This Cop Makes One of the Most Compelling Arguments for Marijuana Legalization Ever
Speaking to the Senate Judiciary Committee on Tuesday, King County, Washington, Sheriff John Urquhart laid out what may go down as one of the most compelling pro-law-enforcement arguments for legalizing marijuana to ever make it into the Congressional record.
“During my career I’ve investigated everything from shop lifts to homicides, but I’ve also spent almost 12 years as a narcotics detective,” the lifelong cop explained. “My experience shows me that the war on drugs has been a failure… So the citizens of the state of Washington decided it was time to try something new.”
King County, home to Seattle, saw thousands of marijuana enthusiasts toking up in public on election night 2012 as the state became one of the first to pass a legalization initiative. What’s unfolded since that night in Washington and Colorado has been nothing short of game-changing for drug reform advocates, many of whom were beside themselves with elation when the Obama administration announced it would not be challenging the states’ laws, provided some sort of regulatory framework is in place and vigorously enforced.
“Too often the attitude of the police is, ‘We’re the cops and you’re not, don’t tell us how to do our job,’” he continued. “That’s the wrong attitude, and I refuse to fall into that trap. The title of this hearing is the conflict between state and federal marijuana laws. I don’t see a huge conflict.”

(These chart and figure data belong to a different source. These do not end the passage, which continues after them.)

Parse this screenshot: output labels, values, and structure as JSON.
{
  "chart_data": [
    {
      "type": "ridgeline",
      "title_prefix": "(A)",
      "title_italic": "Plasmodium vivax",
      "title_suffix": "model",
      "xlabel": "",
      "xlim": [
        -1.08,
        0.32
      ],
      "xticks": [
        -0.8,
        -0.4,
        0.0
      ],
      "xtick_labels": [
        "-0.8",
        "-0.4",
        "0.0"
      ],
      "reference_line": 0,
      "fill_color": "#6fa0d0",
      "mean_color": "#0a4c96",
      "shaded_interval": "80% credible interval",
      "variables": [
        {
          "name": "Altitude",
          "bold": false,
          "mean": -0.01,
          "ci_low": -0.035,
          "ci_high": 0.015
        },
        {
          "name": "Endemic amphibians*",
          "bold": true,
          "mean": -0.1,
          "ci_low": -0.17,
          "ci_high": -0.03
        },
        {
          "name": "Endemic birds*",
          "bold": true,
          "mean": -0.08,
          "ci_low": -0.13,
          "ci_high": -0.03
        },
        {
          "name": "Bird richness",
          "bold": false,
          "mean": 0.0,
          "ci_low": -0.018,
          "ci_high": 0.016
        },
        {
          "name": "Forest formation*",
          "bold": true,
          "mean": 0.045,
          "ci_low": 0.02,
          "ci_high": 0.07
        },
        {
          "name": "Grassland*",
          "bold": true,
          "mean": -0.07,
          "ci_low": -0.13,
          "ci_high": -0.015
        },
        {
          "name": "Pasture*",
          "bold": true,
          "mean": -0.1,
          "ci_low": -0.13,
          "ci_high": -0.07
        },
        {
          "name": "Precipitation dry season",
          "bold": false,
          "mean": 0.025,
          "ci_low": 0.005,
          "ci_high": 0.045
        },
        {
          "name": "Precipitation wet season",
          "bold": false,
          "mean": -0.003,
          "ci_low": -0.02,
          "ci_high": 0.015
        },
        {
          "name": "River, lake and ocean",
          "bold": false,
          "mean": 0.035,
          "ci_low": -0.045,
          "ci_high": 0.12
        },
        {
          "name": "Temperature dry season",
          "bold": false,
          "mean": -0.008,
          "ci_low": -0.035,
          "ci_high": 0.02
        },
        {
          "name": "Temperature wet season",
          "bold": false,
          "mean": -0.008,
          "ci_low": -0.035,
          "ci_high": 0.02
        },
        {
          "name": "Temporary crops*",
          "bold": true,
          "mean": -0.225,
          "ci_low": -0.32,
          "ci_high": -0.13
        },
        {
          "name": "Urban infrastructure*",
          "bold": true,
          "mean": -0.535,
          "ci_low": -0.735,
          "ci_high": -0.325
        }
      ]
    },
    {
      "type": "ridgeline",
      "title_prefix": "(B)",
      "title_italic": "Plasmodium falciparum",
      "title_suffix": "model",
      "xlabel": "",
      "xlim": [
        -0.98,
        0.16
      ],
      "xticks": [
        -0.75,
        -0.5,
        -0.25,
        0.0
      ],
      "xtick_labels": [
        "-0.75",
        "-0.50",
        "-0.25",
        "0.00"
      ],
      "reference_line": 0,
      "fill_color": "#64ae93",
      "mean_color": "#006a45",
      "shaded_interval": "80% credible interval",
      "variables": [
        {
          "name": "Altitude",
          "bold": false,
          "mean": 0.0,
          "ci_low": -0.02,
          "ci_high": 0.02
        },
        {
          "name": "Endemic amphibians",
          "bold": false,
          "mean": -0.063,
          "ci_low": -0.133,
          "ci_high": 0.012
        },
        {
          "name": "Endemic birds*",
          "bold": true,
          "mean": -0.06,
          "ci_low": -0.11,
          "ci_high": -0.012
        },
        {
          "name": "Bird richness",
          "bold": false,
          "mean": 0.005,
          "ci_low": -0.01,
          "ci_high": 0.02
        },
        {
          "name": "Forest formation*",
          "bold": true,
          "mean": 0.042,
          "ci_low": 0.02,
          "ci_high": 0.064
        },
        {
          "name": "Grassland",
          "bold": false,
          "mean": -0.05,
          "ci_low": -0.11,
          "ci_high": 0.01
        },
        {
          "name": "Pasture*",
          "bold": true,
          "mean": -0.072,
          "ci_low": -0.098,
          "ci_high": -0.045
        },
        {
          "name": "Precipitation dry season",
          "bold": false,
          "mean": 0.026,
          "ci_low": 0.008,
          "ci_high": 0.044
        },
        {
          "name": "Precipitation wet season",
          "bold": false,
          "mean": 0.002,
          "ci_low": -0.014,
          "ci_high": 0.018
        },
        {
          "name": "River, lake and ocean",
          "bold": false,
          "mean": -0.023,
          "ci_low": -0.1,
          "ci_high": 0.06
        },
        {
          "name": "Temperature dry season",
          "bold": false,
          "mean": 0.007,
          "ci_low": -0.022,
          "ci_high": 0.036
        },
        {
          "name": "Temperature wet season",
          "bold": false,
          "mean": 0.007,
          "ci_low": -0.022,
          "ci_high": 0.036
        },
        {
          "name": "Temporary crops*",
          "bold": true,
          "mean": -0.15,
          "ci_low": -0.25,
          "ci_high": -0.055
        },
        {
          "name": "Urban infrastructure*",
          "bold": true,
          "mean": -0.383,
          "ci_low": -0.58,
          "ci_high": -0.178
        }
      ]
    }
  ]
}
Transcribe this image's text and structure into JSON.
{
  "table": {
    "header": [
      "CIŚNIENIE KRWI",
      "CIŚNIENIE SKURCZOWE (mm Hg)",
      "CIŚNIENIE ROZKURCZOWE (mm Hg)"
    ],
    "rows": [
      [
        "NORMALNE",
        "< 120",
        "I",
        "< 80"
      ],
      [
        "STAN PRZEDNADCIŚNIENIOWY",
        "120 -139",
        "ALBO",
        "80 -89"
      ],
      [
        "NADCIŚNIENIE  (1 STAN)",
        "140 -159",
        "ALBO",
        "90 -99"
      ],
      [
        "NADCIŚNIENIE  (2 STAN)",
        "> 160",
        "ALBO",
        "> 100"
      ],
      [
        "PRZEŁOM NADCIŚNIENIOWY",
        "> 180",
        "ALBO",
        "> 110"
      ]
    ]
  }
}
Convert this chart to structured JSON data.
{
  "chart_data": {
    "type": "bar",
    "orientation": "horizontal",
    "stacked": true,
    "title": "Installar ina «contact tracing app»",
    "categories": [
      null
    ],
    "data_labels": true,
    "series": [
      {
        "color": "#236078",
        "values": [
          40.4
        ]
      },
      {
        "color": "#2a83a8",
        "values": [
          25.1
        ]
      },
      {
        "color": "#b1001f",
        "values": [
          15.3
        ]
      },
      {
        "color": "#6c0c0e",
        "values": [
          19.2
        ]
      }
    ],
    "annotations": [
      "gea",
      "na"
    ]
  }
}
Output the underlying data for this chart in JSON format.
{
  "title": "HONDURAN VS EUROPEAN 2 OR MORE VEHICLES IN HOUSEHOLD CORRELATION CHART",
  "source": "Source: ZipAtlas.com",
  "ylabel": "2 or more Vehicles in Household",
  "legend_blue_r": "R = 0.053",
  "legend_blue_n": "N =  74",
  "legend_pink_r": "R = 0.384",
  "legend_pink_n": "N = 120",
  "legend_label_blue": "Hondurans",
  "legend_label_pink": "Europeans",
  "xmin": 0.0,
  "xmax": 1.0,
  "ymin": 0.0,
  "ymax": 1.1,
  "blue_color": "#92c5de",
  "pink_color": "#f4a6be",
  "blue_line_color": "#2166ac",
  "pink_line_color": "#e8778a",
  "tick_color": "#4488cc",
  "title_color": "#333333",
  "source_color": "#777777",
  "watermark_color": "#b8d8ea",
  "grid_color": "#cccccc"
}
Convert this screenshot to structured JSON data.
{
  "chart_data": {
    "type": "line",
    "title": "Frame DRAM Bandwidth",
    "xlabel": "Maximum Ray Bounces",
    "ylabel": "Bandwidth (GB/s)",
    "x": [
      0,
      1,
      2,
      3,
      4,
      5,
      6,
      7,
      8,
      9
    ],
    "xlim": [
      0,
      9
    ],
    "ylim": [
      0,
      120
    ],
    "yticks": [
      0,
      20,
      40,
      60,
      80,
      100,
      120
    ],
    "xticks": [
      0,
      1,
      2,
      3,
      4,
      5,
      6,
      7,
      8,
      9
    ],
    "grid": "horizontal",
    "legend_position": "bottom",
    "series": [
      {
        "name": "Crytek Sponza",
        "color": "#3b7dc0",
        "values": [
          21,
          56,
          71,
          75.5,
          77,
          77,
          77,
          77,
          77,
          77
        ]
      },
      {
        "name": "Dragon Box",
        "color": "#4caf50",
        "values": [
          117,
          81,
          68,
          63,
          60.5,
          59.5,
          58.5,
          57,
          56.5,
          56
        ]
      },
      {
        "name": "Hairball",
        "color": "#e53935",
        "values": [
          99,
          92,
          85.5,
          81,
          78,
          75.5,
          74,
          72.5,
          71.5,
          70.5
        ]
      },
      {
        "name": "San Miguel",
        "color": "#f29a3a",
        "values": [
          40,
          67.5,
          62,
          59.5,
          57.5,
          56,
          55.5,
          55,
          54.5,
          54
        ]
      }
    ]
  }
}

“The reality is, we do have complimentary goals and values,” Urquhart said. “We all agree we don’t want our children using marijuana. We all agree we don’t want impaired drivers. We all agree we don’t want to continue enriching criminals.”
“Washington’s law honors those values by separating consumers from gangs and diverting the proceeds from the sale of marijuana toward furthering goals of public safety,” he continued. “Legalizing and regulating the possession and the sale of marijuana, is it a better alternative? I think it is, but I’m willing to be proven wrong.”
“The only way we’ll know, however, is if we are allowed to try.”